Samstag, 5. März 2016

Fallende Inflationserwartungen und Zweitrundeneffekte

Die jährliche Inflation ist im Euro-Raum im Februar auf minus 0,20% gesunken, wie eurostat am 29. Februar gemeldet hat.

Die EZB hat den Rückgang der Teuerung bislang stets mit den gesunkenen Preisen für Erdöl und andere Rohstoffen begründet. Das heisst im Grunde genommen, dass keine Deflationsgefahr vorliegt, solange die Kerninflation um 1% notiert.

Bemerkenswert ist, dass Jens Weidmann vergangene Woche in der Eingangsstellungnahme zur Vorstellung des Bundesbank-Jahresabschlusses 2015 vor Deflation-Angst gewarnt hat.

Präsident der Deutschen Bundesbank vertritt auch die Meinung, dass „die nochmals gefallenen Energiepreise den ohnehin nur schleppenden Anstieg der Inflation in Richtung der Definition von Preisstabilität des EZB-Rats weiter verzögern“.

Für die Geldpolitik sei der kurzfristige Inflationsausblick weniger entscheidend. Rechnet man Energiepreisschwankungen heraus, liegt die entsprechende Inflationsrate im Euro-Raum derzeit bei 1%, so Weidmann weiter.

Allerdings ist die Kerninflation inzwischen auf 0,7% gefallen.

Für die Geldpolitik sind die mittelfristigen Preisaussichten entscheidend. Und bei Ihnen kommt es v.a. darauf an, wie gross das Risiko von Zweirundeneffekten des Ölpreisrückganges und der niedrigen Inflationsraten ist, ergänzt Weidmann.

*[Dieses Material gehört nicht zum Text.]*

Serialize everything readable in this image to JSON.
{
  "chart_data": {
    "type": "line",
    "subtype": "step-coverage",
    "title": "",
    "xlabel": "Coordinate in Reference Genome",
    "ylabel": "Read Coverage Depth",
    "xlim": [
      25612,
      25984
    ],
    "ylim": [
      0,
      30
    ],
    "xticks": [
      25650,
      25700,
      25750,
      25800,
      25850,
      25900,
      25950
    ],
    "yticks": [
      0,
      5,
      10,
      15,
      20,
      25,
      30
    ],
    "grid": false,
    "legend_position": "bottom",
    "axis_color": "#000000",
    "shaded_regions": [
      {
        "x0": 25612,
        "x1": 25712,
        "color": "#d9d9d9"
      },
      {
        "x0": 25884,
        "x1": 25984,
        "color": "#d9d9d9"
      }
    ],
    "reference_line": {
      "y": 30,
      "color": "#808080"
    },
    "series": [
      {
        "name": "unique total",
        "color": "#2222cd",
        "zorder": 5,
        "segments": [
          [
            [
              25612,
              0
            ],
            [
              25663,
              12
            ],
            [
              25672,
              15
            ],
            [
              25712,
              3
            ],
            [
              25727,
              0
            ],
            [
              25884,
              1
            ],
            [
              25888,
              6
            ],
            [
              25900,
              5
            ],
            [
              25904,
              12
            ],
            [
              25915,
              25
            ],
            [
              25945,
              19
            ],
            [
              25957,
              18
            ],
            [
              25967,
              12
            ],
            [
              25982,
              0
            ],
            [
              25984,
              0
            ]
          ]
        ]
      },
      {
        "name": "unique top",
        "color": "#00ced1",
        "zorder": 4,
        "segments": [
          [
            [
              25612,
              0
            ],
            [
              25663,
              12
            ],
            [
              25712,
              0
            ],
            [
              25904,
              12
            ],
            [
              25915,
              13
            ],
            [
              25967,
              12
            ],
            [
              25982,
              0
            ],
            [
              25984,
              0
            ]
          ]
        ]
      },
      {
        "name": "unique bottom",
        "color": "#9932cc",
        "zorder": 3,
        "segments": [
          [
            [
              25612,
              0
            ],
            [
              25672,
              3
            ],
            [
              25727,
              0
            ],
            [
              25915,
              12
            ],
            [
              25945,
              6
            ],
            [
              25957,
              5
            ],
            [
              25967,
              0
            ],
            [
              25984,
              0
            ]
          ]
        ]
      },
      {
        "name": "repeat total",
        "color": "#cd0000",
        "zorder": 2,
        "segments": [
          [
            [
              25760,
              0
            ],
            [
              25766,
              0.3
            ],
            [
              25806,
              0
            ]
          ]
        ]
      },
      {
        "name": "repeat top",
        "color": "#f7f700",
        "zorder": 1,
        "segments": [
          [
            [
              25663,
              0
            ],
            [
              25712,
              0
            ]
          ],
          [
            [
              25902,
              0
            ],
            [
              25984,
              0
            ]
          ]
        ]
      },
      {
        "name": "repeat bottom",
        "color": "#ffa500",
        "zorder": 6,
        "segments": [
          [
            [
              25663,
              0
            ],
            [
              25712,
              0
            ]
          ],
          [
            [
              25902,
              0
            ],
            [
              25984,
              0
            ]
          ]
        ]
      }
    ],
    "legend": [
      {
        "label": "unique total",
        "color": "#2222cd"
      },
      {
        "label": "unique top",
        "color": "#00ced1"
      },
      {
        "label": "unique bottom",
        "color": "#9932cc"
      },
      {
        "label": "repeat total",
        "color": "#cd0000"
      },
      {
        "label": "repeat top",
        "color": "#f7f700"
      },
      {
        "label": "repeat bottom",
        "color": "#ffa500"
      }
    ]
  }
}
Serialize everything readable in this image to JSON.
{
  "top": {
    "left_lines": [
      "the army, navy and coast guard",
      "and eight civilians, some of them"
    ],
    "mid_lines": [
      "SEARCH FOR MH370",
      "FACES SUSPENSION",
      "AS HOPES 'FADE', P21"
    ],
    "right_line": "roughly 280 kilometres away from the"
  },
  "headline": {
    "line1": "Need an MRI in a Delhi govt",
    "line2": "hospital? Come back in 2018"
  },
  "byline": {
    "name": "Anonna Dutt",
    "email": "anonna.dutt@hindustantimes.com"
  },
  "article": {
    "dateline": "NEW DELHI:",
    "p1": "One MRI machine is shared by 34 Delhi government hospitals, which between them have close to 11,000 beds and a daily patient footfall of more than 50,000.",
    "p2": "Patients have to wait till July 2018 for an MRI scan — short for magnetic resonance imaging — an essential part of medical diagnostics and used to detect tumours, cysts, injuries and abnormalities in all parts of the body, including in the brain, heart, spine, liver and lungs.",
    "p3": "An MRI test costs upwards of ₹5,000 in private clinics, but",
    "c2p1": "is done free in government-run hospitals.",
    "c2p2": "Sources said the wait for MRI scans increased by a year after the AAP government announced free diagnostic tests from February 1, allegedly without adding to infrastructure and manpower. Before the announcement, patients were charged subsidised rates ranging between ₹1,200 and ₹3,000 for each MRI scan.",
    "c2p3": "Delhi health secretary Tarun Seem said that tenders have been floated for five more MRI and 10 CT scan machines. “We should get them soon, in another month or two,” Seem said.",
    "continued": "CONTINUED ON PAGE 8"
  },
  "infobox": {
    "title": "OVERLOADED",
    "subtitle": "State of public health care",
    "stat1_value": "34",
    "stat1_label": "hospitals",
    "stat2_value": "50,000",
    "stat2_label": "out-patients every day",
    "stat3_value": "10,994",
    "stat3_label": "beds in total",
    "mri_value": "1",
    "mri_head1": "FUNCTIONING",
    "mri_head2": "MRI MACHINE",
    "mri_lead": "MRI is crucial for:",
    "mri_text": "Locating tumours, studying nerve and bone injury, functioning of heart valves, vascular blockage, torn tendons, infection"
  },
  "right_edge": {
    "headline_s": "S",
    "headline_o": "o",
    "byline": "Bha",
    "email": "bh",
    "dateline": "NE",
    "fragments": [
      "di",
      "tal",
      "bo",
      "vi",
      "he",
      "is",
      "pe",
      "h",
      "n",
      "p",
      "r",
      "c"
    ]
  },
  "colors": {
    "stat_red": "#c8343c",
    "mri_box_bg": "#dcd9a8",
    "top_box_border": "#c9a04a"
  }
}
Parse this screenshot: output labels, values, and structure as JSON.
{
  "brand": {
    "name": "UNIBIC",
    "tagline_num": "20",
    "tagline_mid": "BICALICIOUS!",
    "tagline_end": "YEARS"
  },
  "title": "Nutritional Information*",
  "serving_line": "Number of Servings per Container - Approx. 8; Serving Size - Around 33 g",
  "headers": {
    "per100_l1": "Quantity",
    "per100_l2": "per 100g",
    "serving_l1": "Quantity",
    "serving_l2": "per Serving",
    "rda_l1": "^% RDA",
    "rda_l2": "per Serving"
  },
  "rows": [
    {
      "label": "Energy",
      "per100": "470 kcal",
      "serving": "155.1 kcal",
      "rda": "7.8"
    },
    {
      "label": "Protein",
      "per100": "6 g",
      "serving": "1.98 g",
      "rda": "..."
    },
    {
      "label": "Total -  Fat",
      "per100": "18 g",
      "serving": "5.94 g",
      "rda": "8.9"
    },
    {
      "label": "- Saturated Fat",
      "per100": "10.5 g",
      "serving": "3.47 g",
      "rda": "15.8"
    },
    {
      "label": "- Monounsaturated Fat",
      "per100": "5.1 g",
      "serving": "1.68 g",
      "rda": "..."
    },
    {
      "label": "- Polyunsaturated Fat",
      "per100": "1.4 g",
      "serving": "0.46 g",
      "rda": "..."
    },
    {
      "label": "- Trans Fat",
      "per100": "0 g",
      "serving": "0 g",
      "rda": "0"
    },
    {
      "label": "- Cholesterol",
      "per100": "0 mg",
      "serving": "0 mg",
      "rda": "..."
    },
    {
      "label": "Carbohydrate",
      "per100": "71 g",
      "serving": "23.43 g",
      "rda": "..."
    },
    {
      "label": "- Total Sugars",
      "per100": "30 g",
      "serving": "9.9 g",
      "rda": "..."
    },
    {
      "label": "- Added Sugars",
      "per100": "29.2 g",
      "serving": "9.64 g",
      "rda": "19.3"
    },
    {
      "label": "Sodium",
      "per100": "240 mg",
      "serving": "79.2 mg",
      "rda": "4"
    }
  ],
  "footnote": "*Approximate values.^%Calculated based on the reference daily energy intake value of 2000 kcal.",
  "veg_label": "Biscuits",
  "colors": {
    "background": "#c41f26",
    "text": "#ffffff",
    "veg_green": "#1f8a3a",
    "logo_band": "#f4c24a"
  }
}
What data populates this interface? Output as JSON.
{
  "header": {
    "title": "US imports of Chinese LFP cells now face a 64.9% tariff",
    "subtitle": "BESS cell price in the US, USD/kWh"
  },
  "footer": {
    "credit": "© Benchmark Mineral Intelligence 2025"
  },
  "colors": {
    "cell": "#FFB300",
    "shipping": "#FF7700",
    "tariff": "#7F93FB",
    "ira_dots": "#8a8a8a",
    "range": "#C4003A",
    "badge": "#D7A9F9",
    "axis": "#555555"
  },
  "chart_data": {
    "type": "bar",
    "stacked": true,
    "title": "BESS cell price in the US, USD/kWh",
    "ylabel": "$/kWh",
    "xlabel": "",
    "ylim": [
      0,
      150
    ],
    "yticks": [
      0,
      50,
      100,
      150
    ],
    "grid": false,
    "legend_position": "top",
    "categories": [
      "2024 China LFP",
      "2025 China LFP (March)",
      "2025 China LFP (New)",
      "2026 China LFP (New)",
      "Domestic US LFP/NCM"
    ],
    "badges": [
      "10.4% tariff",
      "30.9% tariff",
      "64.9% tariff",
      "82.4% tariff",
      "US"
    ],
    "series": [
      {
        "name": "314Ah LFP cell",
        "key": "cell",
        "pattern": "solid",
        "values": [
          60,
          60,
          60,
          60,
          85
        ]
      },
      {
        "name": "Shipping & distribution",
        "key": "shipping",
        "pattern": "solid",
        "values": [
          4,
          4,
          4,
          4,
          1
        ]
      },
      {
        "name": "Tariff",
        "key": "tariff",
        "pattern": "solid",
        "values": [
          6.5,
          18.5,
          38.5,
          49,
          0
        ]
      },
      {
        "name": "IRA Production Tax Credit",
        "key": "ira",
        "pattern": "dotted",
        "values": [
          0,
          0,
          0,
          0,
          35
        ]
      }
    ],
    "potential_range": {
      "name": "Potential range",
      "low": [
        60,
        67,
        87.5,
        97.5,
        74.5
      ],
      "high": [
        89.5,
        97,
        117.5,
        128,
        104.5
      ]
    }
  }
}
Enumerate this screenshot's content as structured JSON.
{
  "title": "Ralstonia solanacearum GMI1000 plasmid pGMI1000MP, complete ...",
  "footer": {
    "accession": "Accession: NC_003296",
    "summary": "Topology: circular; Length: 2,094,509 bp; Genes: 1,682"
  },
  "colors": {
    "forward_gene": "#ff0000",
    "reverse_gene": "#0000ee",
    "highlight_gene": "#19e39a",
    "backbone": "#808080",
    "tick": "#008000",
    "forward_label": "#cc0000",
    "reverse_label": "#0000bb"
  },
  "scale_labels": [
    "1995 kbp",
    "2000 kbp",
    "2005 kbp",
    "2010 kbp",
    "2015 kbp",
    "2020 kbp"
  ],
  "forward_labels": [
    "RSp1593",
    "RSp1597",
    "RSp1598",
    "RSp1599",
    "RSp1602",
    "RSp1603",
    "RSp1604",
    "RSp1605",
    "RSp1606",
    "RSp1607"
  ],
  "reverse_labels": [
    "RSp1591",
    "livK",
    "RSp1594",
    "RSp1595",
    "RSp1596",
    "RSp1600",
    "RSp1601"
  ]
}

Kreditübertragungskanal im Euro-Raum, Graph: Pictet WM via Bloomberg


Genau auf diese Zweitrundeneffekten geht das Pictet Wealth Management in einer am Freitag vorgelegten Analyse ein: Die grösste Komponente des Preisverfalls entfalle auf die Energie, aber die EZB sei zunehmend besorgt über Zweitrundeneffekte, weil die Aussicht auf den Ölpreisverfall den Druck auf den Euro-Raum erhöhe, in Deflation zu geraten.

Die jüngsten PMI-Daten aus Europa zeigen, dass die Unternehmen im Euro-Raum die Preise zuletzt so schnell gesenkt haben wie seit drei Jahren nicht mehr. Es bestehen zwar keine Risiken für eine Deflationsspirale. Aber es sei ein Risiko, das die EZB im aktuellen Markt-Umfeld nicht ignorieren kann, so die Studie weiter.

Der Verfasser des Berichts warnt zum Schluss davor, dass die EZB die Gefahr einer möglichen Beeinträchtigung des Kreditübertragungskanals sehr ernst nehmen soll.

Ein besonders wichtiger Faktor ist andererseits, wie Stephen Williamson in seinem Blog mit Bezug auf die Entwicklung der Inflation in der US-Wirtschaft hervorhebt, dass die Verbraucher möglicherweise weniger Geld zum Ausgeben für andere Waren und Dienstleistungen gehabt hätten, und die anderen Preise niedriger wären als sie tatsächlich sind, wenn die Energiepreise nicht dramatisch gefallen wären. (*)

Wer den Ölpreisverfall als eine Art Konjunktur-Programm ansieht, soll es sich nochmals überlegen.



(*)

Damit es keine Missverständnisse gibt: Der Ölpreisverfall ist kein Konjunktur-Stimulus für die Weltwirtschaft. Die Konsumenten können wohl davon profitieren, weil sie mit dem gegebenen Einkommen mehr Güter kaufen können. Aber die Produzenten von Öl leiden darunter, weil ihre Einnahmen abnehmen, was weniger Nachfrage im Rest der Welt bedeutet. Und am Einkommen der Welt insgesamt ändert sich zunächst gar nicht, wie Heiner Flassbeck betont.

Die entscheidende Frage für die Konjunktur ist, wie die Hersteller und Verbraucher auf die Einkommensentwicklung reagieren, was die Nachfrage nach Gütern und Dienstleistungen betrifft.

Ein wirkliches Konjunkturprogramm ist viel effektiver (wegen der steigenden Nachfrage nach Kapital) als der Umverteilungseffekt fallender Ölpreise, wie Flassbeck weiter erläutert. Das ist ein wesentlicher Punkt, der in der Debatte nicht ausser Acht gelassen werden darf.